Prevent Texas from Becoming the Nation’s Radioactive Waste Dump

The Texas Low Level Radioactive Waste Disposal Compact Commission will hear feedback in Austin and Andrews on a proposed rule allowing the importation of so-called low-level radioactive waste into Texas from across the nation. Under the proposed rule, Waste Control Specialists would be allowed to import additional radioactive waste from other areas of the country and potentially the world into Andrews County, Texas.

Please come to the public hearing to tell the Compact Commission you do not want Texas to become the nation’s radioactive waste dumping ground!

  • Austin Hearing – April 5, 2010, 1:00 PM at the Texas State Capitol Extension Auditorium, E1.004
  • Andrews Hearing – April 6, 2010, 6:00 PM at Andrews High School Little Theater, 1401 NW Avenue K.

An environmental analysis performed by the Texas Commission on Environmental Quality found problems with the site, including possible pathways to underground aquifers. The politically appointed TCEQ commissioners ignored the scientists? findings and issued the license anyways
and three TCEQ staff members have resigned as a result.

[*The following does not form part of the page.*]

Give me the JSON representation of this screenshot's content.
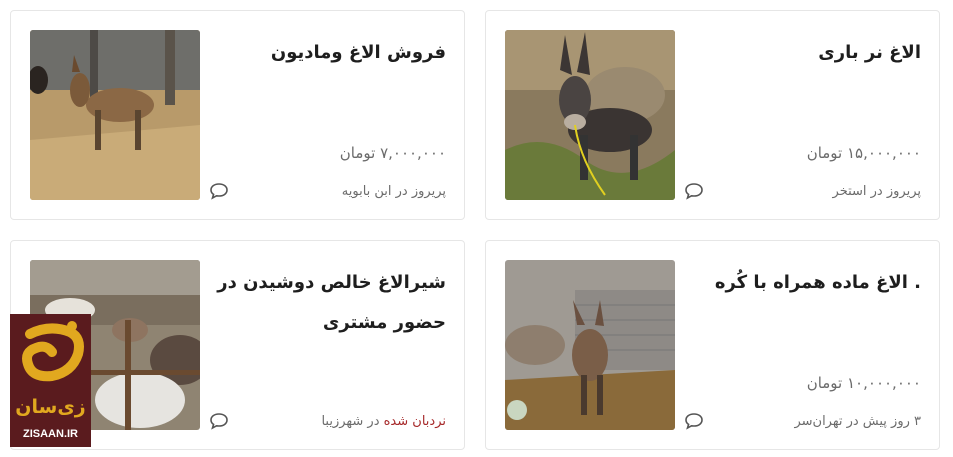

You can also submit written comments on the import rule.

Even though the license granted by the Texas Commission on Environmental Quality has been appealed by the Sierra Club, and the site has yet to be constructed, the eight-member Compact Commission is rushing ahead with this proposed rule at the behest of WCS and nuclear power plants, who are both desperate to find a place to send their waste. The Compact Commission does not even have a staff to review proposed importation agreements. A coalition of groups is opposing the rush to approve this rule. The groups are urging the Commission to deny the ability to import any waste other than Texas-Vermont compact waste or to put much stricter rules in place on how waste might be imported on a case-by-case basis. The present license does not even have enough capacity for waste from Texas and the other compact state Vermont.